This is an opportunity for readers of this newsletter to anonymously ask me a question about any aspect of student recruitment, leadership, and professional or personal development. Each week I’ll post my answer for everyone to read.
Q. A College Coach who reads my newsletter asks:
“What do I do to get the admissions dept and the athletic department on the same page when it comes to recruiting athletes?”
A. Thank you for your question! Just about every time I work with a small college that has Division 3 athletics (i.e. no athletic scholarships) this question gets brought up.
Let me start by offering some context for those reading this response that might not be aware of my background. For 8 years (2004-2012) I was a college basketball coach on the men’s side (the first 2 years at a Division 3 private college and the remaining 6 years at two different Division 2 institutions).
Very little has changed with regards to the admissions-athletics relationship. On a lot of college campuses it’s still “broken.” The biggest complaints that I hear most often from both sides are the same ones I heard when I was a coach – Admission staffs are worried that coaches will only talk about their sport and not offer the full picture and value of the college, specifically during the campus tour. Coaches are worried that anything they take across campus to the admissions office will get mishandled.
Quite honestly, the only way you’re going to get both departments on the same page is for the leadership (Director of Admissions and the Athletic Director) to make this is a priority for both of their staffs. It can’t just be talk from both sides, there has to be action and a clear understanding of how/why working together will benefit everyone.
In terms of a quicker solution that can produce long-term value and get the ball rolling, consider this idea that I’ve seen work at the Division 2, 3, and NAIA levels – Each admissions counselor is responsible for one or more sports. The counselor works closely with those coaches, including monthly or possibly even bi-weekly meetings between him/her and an assistant coach, specifically the recruiting coordinator if that position exists. The gist of those meetings should be updates from both sides on what’s happening around campus/in their sport, as well as process or rule changes so that both departments are armed with the same knowledge and facts to use.
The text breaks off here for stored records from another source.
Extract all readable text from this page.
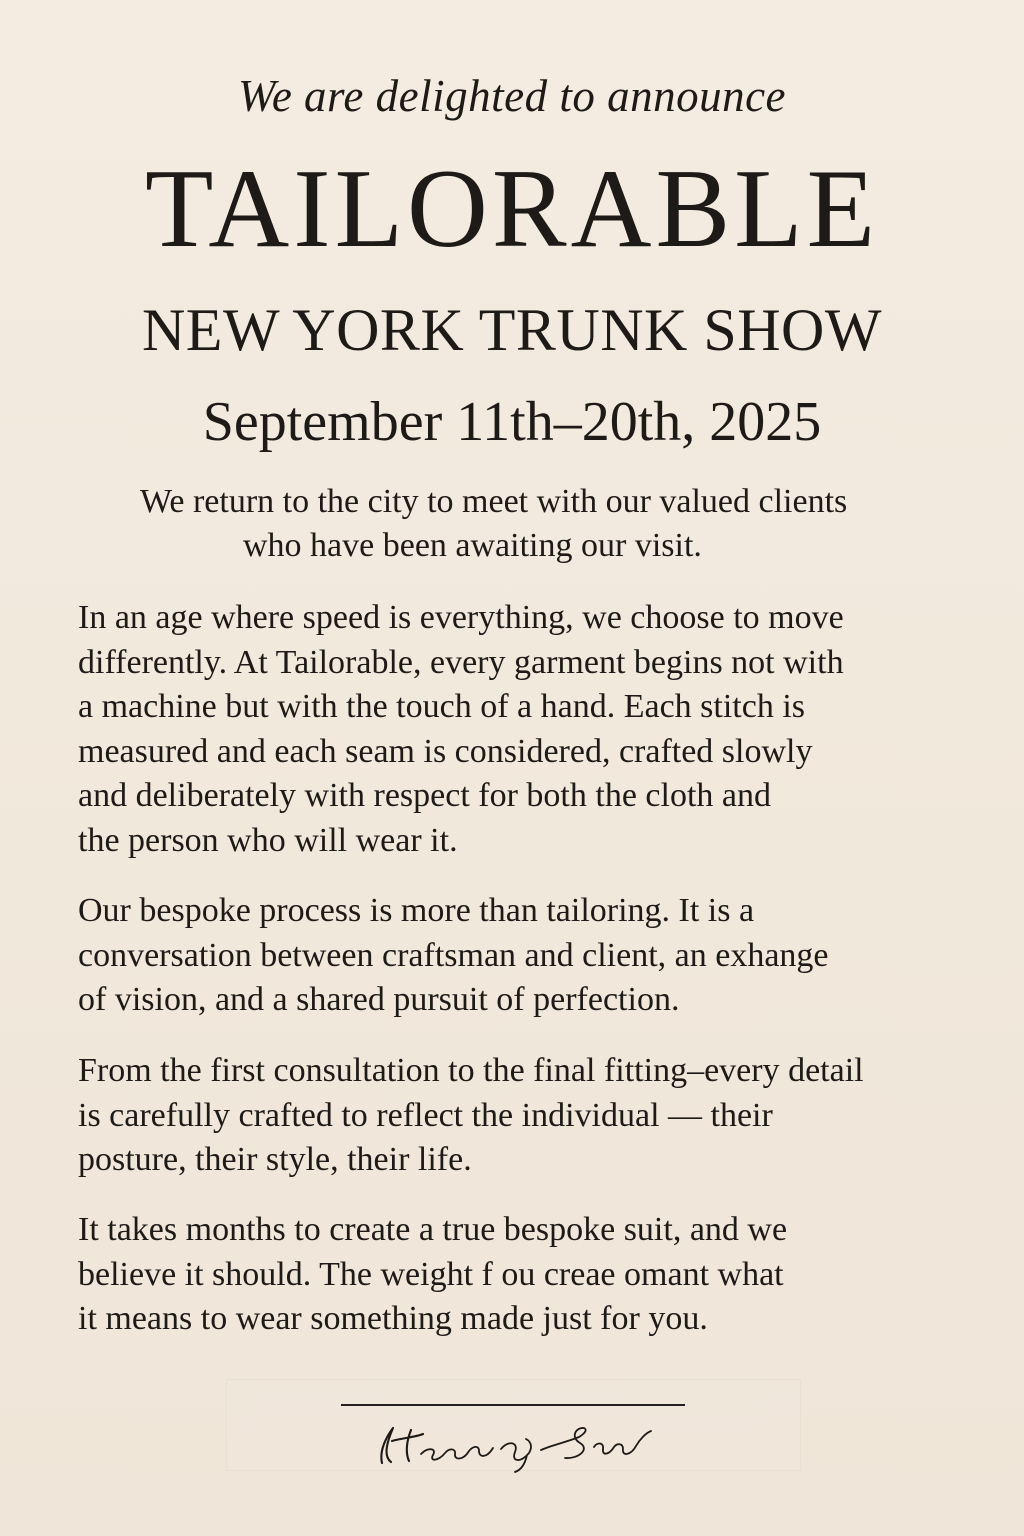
We are delighted to announce
TAILORABLE
NEW YORK TRUNK SHOW
September 11th–20th, 2025

We return to the city to meet with our valued clients
who have been awaiting our visit.

In an age where speed is everything, we choose to move
differently. At Tailorable, every garment begins not with
a machine but with the touch of a hand. Each stitch is
measured and each seam is considered, crafted slowly
and deliberately with respect for both the cloth and
the person who will wear it.

Our bespoke process is more than tailoring. It is a
conversation between craftsman and client, an exhange
of vision, and a shared pursuit of perfection.

From the first consultation to the final fitting–every detail
is carefully crafted to reflect the individual — their
posture, their style, their life.

It takes months to create a true bespoke suit, and we
believe it should. The weight f ou creae omant what
it means to wear something made just for you.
I would also add that the schools I see doing it best (admissions/athletics working together) are ones where the coaches handle a majority of the recruiting communications, and the admissions office/counselors becomes more of an aid that assists with process driven activities (ex. paperwork). All of our research continues to show that a coach and his/her players need to develop a positive recruiting relationship with a prospective student athlete otherwise the chances of that prospect coming to your school (even if you’re the least expensive option) drastically decrease.
What I’ve given you is just the tip of the iceberg. Always remember that open communication between departments solves/avoids A LOT of problems. You’re all on the same team and everyone needs to constantly be reminded of that.